Dickory Dock

A few weeks back I was setting up some microphones for one of my Not-So-Pro (TM) recording sessions and thought I’d test out some settings and make sure that the cords and the cables were humming along and making the right connections in the right directions and otherwise gettin’ the electronics all ready and warmed up to jump and jive and hoot and holler before the real musician arrived.

Thought I’d test it by doing a little bit of recording of my own.  For old time’s sake it seemed like a good moment to revisit a two-chord creation of Chicago’s one and only Blue Meanies, a second-rate third-wave ska band that still holds a nice little spot in the back side of my heart for playing a part in the old fun times when I used to romp around with Sarah and with Steve and with the suburban punks of dirty downtown Elgin, where the AA meeting hall would play host to dread-headed and tattooed teens who would pogo and skank till the floor boards would creak and crack and the the mic stands would topple and tables would spill the merch on the sweat-wet floor.

And we were there to hear this drummer named Jay, a guy that I used to work with in the summers and who had a place up in St.
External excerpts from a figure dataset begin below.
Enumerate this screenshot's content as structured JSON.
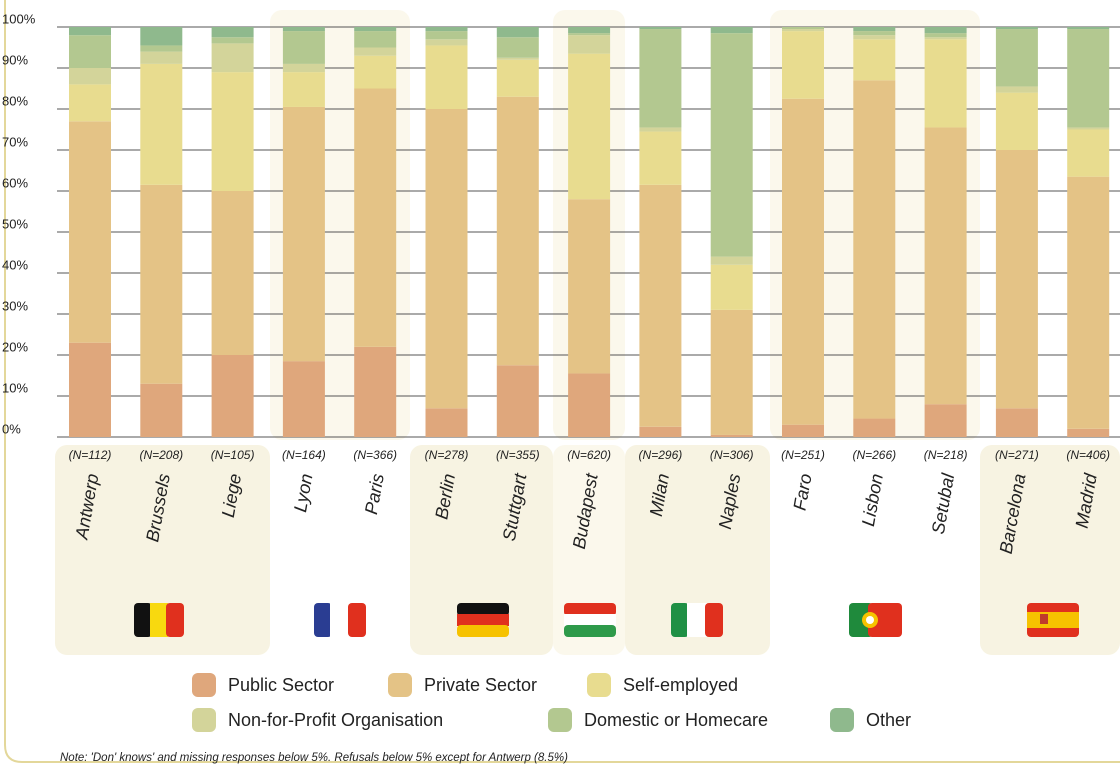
{
  "chart_data": {
    "type": "stacked_bar",
    "categories": [
      "Antwerp",
      "Brussels",
      "Liege",
      "Lyon",
      "Paris",
      "Berlin",
      "Stuttgart",
      "Budapest",
      "Milan",
      "Naples",
      "Faro",
      "Lisbon",
      "Setubal",
      "Barcelona",
      "Madrid"
    ],
    "sample_sizes": [
      "(N=112)",
      "(N=208)",
      "(N=105)",
      "(N=164)",
      "(N=366)",
      "(N=278)",
      "(N=355)",
      "(N=620)",
      "(N=296)",
      "(N=306)",
      "(N=251)",
      "(N=266)",
      "(N=218)",
      "(N=271)",
      "(N=406)"
    ],
    "series": [
      {
        "name": "Public Sector",
        "color": "#dfa77c",
        "values": [
          23,
          13,
          20,
          18.5,
          22,
          7,
          17.5,
          15.5,
          2.5,
          0.5,
          3,
          4.5,
          8,
          7,
          2
        ]
      },
      {
        "name": "Private Sector",
        "color": "#e4c386",
        "values": [
          54,
          48.5,
          40,
          62,
          63,
          73,
          65.5,
          42.5,
          59,
          30.5,
          79.5,
          82.5,
          67.5,
          63,
          61.5
        ]
      },
      {
        "name": "Self-employed",
        "color": "#e8dc8f",
        "values": [
          9,
          29.5,
          29,
          8.5,
          8,
          15.5,
          9,
          35.5,
          13,
          11,
          16.5,
          10,
          21.5,
          14,
          11.5
        ]
      },
      {
        "name": "Non-for-Profit Organisation",
        "color": "#d3d49a",
        "values": [
          4,
          3,
          7,
          2,
          2,
          1.5,
          0.5,
          4.5,
          1,
          2,
          0.5,
          1,
          0.5,
          1.5,
          0.5
        ]
      },
      {
        "name": "Domestic or Homecare",
        "color": "#b3c890",
        "values": [
          8,
          1.5,
          1.5,
          8,
          4,
          2,
          5,
          0.5,
          24,
          54.5,
          0.5,
          1,
          1,
          14,
          24
        ]
      },
      {
        "name": "Other",
        "color": "#8fb98d",
        "values": [
          2,
          4.5,
          2.5,
          1,
          1,
          1,
          2.5,
          1.5,
          0.5,
          1.5,
          0,
          1,
          1.5,
          0.5,
          0.5
        ]
      }
    ],
    "ylim": [
      0,
      100
    ],
    "yticks": [
      {
        "value": 0,
        "label": "0%"
      },
      {
        "value": 10,
        "label": "10%"
      },
      {
        "value": 20,
        "label": "20%"
      },
      {
        "value": 30,
        "label": "30%"
      },
      {
        "value": 40,
        "label": "40%"
      },
      {
        "value": 50,
        "label": "50%"
      },
      {
        "value": 60,
        "label": "60%"
      },
      {
        "value": 70,
        "label": "70%"
      },
      {
        "value": 80,
        "label": "80%"
      },
      {
        "value": 90,
        "label": "90%"
      },
      {
        "value": 100,
        "label": "100%"
      }
    ],
    "grid": true,
    "legend": "bottom",
    "note": "Note: 'Don' knows' and missing responses below 5%. Refusals below 5% except for Antwerp (8.5%)"
  }
}
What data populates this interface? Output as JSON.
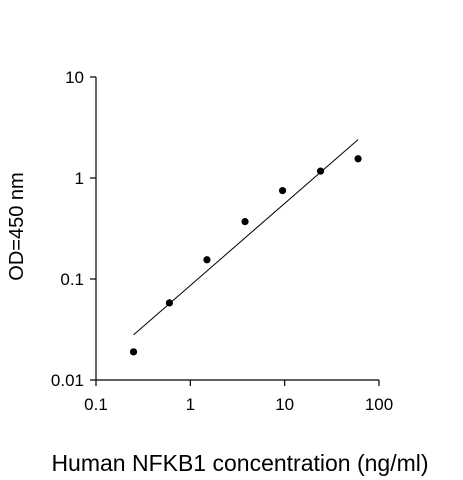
{
  "chart_data": {
    "type": "scatter",
    "title": "",
    "xlabel": "Human NFKB1 concentration (ng/ml)",
    "ylabel": "OD=450 nm",
    "xscale": "log",
    "yscale": "log",
    "xlim": [
      0.1,
      100
    ],
    "ylim": [
      0.01,
      10
    ],
    "xticks": [
      "0.1",
      "1",
      "10",
      "100"
    ],
    "yticks": [
      "0.01",
      "0.1",
      "1",
      "10"
    ],
    "grid": false,
    "legend": "none",
    "series": [
      {
        "x": [
          0.25,
          0.6,
          1.5,
          3.8,
          9.5,
          24,
          60
        ],
        "y": [
          0.019,
          0.058,
          0.155,
          0.37,
          0.75,
          1.17,
          1.55
        ]
      }
    ],
    "fit_line": {
      "x": [
        0.25,
        60
      ],
      "y": [
        0.028,
        2.4
      ]
    },
    "colors": {
      "points": "#000000",
      "line": "#000000",
      "axes": "#000000"
    }
  }
}
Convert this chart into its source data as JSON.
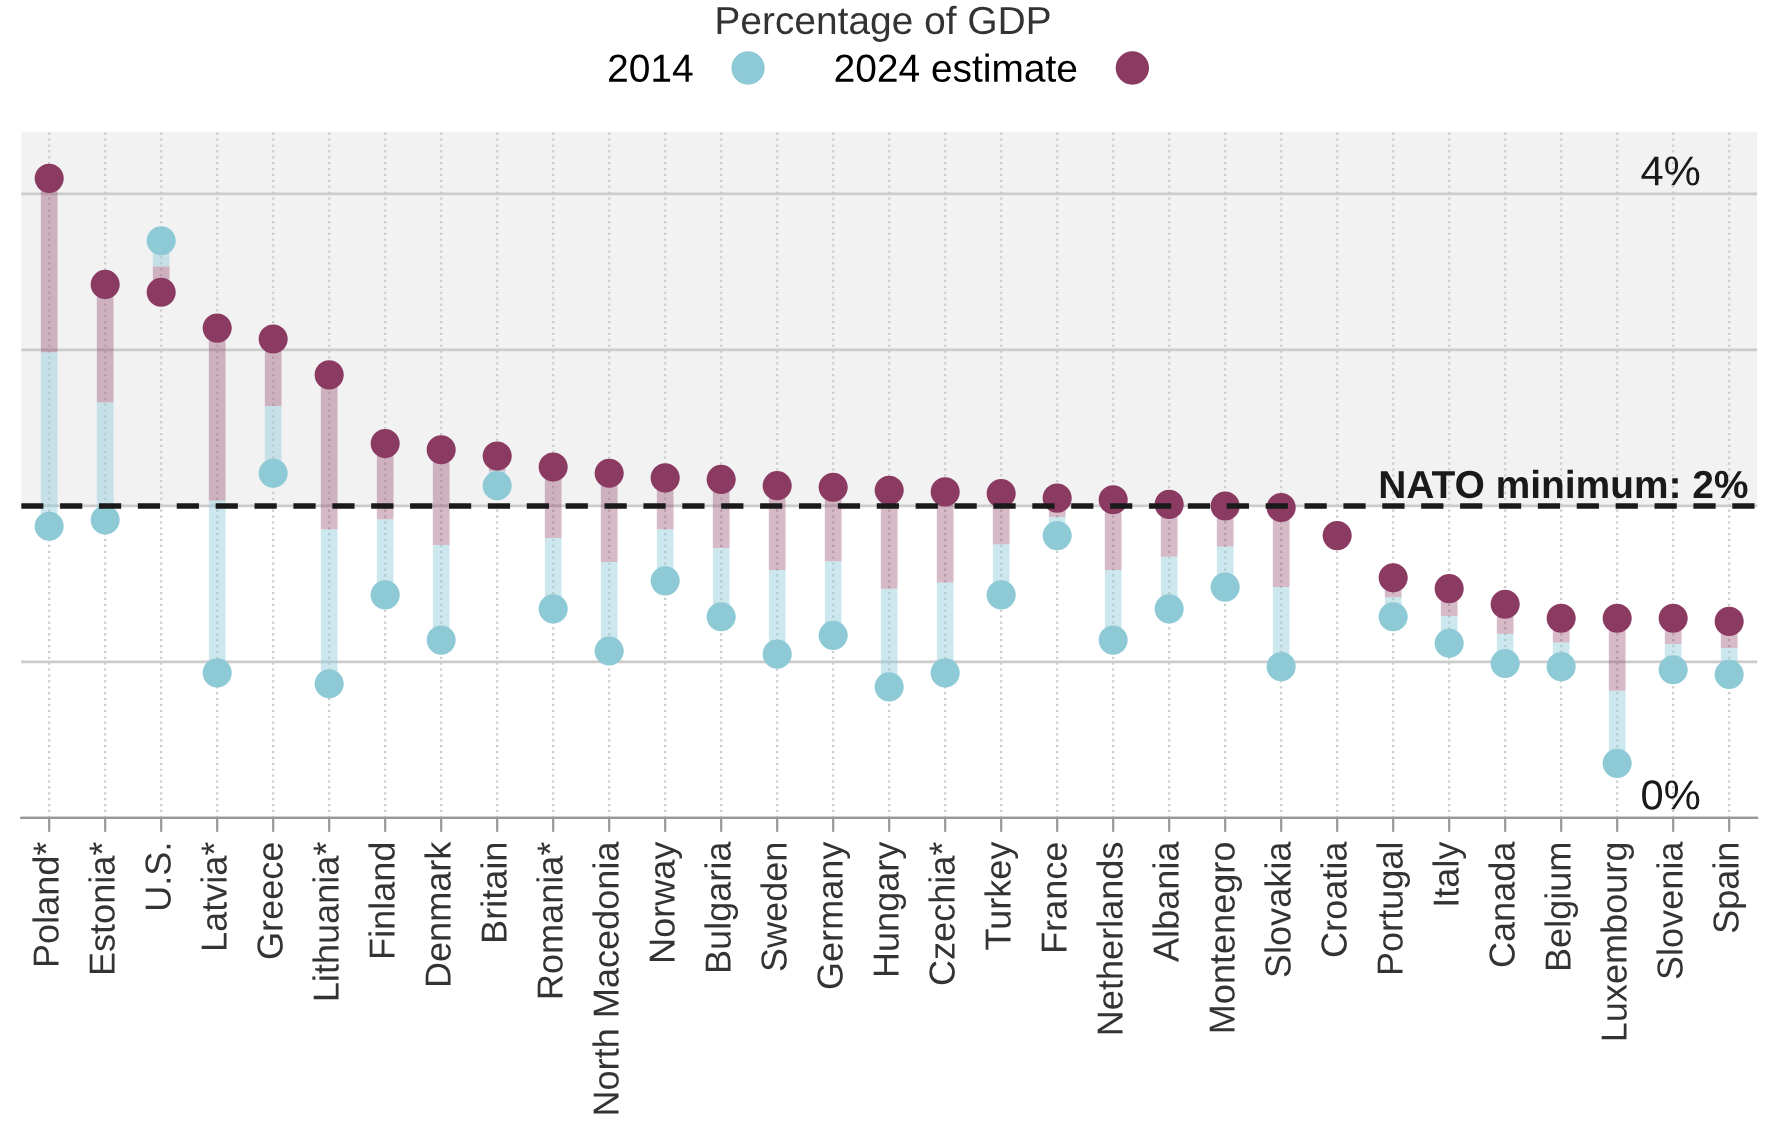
{
  "chart_data": {
    "type": "scatter",
    "title": "Percentage of GDP",
    "categories": [
      "Poland*",
      "Estonia*",
      "U.S.",
      "Latvia*",
      "Greece",
      "Lithuania*",
      "Finland",
      "Denmark",
      "Britain",
      "Romania*",
      "North Macedonia",
      "Norway",
      "Bulgaria",
      "Sweden",
      "Germany",
      "Hungary",
      "Czechia*",
      "Turkey",
      "France",
      "Netherlands",
      "Albania",
      "Montenegro",
      "Slovakia",
      "Croatia",
      "Portugal",
      "Italy",
      "Canada",
      "Belgium",
      "Luxembourg",
      "Slovenia",
      "Spain"
    ],
    "series": [
      {
        "name": "2014",
        "color": "#8ecad6",
        "values": [
          1.87,
          1.91,
          3.7,
          0.93,
          2.21,
          0.86,
          1.43,
          1.14,
          2.13,
          1.34,
          1.07,
          1.52,
          1.29,
          1.05,
          1.17,
          0.84,
          0.93,
          1.43,
          1.81,
          1.14,
          1.34,
          1.48,
          0.97,
          null,
          1.29,
          1.12,
          0.99,
          0.97,
          0.35,
          0.95,
          0.92
        ]
      },
      {
        "name": "2024 estimate",
        "color": "#8b3a62",
        "values": [
          4.1,
          3.42,
          3.37,
          3.14,
          3.07,
          2.84,
          2.4,
          2.36,
          2.32,
          2.25,
          2.21,
          2.18,
          2.17,
          2.13,
          2.12,
          2.1,
          2.09,
          2.08,
          2.05,
          2.04,
          2.01,
          2.0,
          1.99,
          1.81,
          1.54,
          1.47,
          1.37,
          1.28,
          1.28,
          1.28,
          1.26
        ]
      }
    ],
    "ylim": [
      0,
      4.4
    ],
    "yticks": [
      {
        "value": 0,
        "label": "0%"
      },
      {
        "value": 1,
        "label": null
      },
      {
        "value": 2,
        "label": null
      },
      {
        "value": 3,
        "label": null
      },
      {
        "value": 4,
        "label": "4%"
      }
    ],
    "ref_lines": [
      {
        "axis": "y",
        "value": 2,
        "label": "NATO minimum: 2%",
        "color": "#1a1a1a",
        "line_style": "dashed"
      }
    ],
    "bands": [
      {
        "axis": "y",
        "from": 2,
        "to": 4.4,
        "color": "#f2f2f2"
      }
    ],
    "grid": true,
    "legend": "top",
    "marker": "circle"
  }
}
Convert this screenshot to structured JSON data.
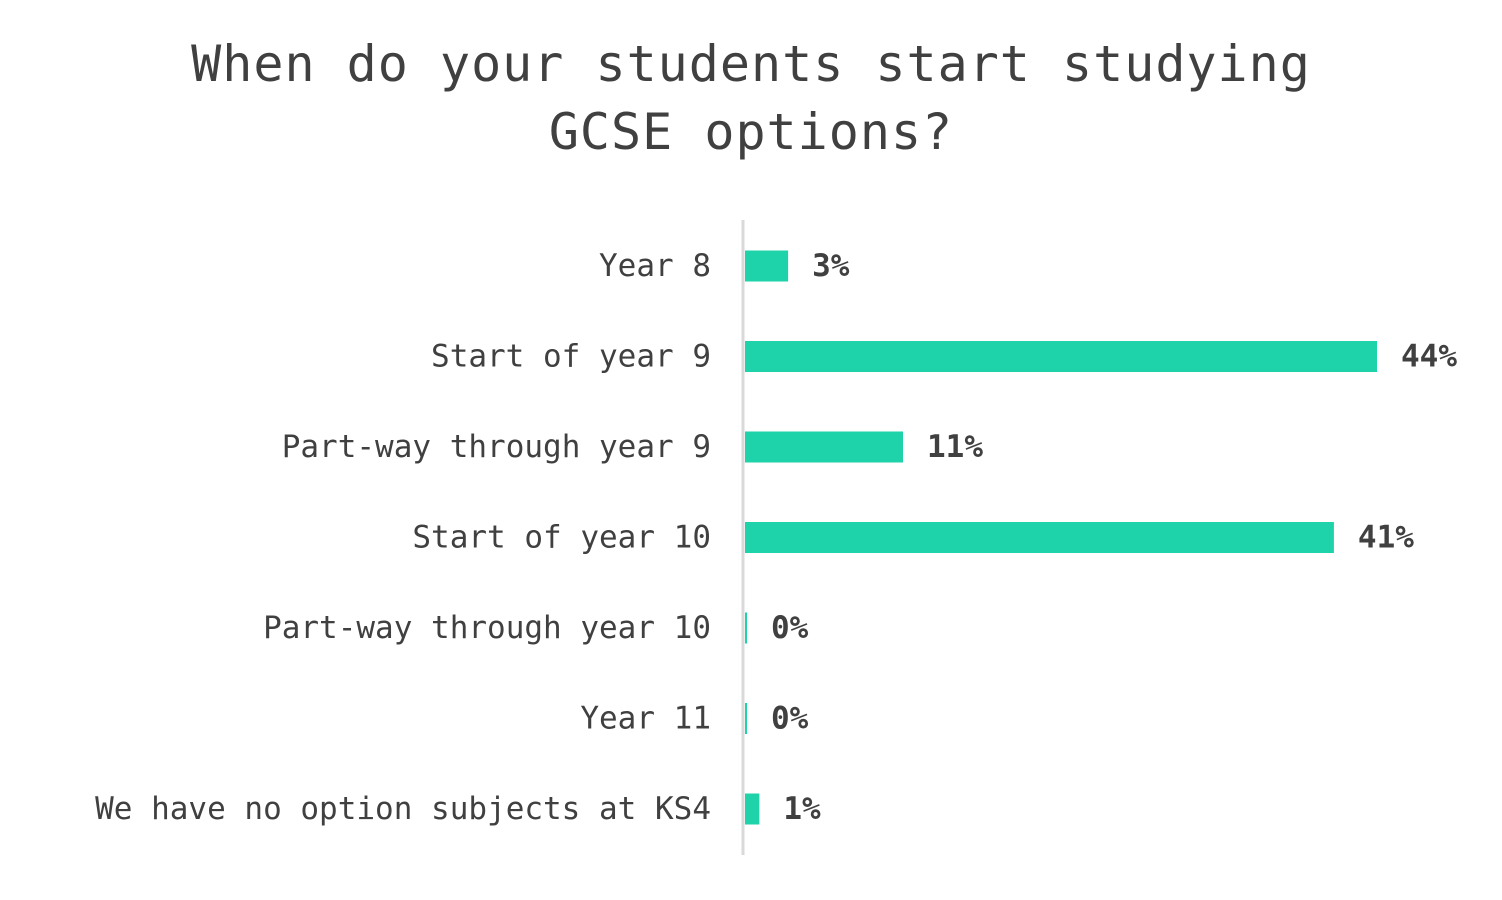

Charles with his brother.  I went over and I dropped him off and there were girls there, lovely girls in the prime of early lithely adultlife with summer-sunned shoulders and confidence and swagger and smoking cigarettes and they were beautiful and there were books being read and sketches being sketched and there was music being played and I said “uh, hi.”

And then I said “bye” and I drove away and that was about the end of that , but then I went up with Sarah and with Steve to see the band and they were opening for the Blue Meanies and the Blue Meanies were doing everything that they could to get that party started, as it were, and we rejoiced.

And they played a song that was not so much ska but a little more funk and they pressed it on pink vinyl and pink vinyl sounded pretty cool for 3 dollars, so I bought it and brought it to College and J (not Jay) put it on the Vortex (the Vortex being a Salvation Army Store-bought turntable taped up with the guarantee “Work Good”.)  And he dropped the needle on the record and we worked out the chords and gosh we played that thing a lot at all the college student-union and rec-hall and dorm-basement gigs.  Sometimes with flute and sometimes with sax and sometimes with harmonica and sometimes with whoever happened to grab the mic and it’s still stuck in my head all these years later with its vaguely suggestive title which only suggests things to someone who’s like 19 and totally sheltered but really wants to get out because he stood on Jay’s front porch and he saw girls and they were beautiful and he thought “maybe some day.”